I write poetry for performance because I am interested in much more than plain poetry on the page. I enjoy live music, theatre and stand-up comedy as much as poetry and I try to combine these interests into something which entertains people.
I began including saxophone playing in my set during a period of intense musical activity. In order to bring something new to a live performance which came up during this time, I tried playing some of the music I had been working on and found it worked well both for the audience and for me as a performer.
Some performers use stage props, costumes, play the guitar, use pre-recorded backing tapes or slide projections. One day I hope to include silent film sequences in a poem - I have the old movie camera and projectors - all I need is a few hundred feet of film to play with.

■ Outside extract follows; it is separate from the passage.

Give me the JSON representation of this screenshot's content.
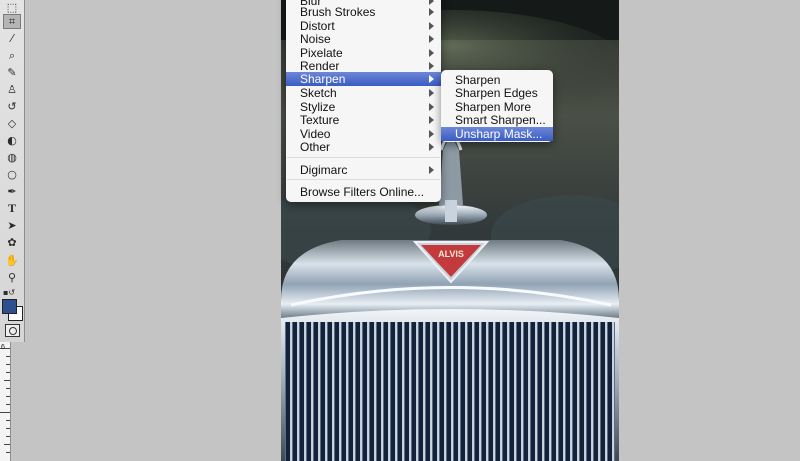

Although the possibilities for creativity are endless, there are limitations to this style of poetry. The words and ideas have to be immediately accessible to the audience. The crucial difference between reading poetry in print and hearing poetry in performance is this: the reader has the freedom to read a line, stanza or entire poem as often as they need to in order to understand it. A poem in performance is only heard once during that event, there are no repeats and if you want to hear a poem again you've got to wait for the next performance.
This does not mean performance poetry has to confine itself to simplistic language or that it cannot tackle 'difficult' subjects. It can, but the writer has to bear the audience in mind at every stage. A live audience enjoys material which is entertaining. I like to make people laugh, although it's also nice to hear people say ahhh if they find an idea touching. If people are feeling something then the poem has given them something special and gone some way to reward the effort of going out to see the poetry performance instead of watching television, going to the cinema, surfing the Internet or whatever else they could have done instead.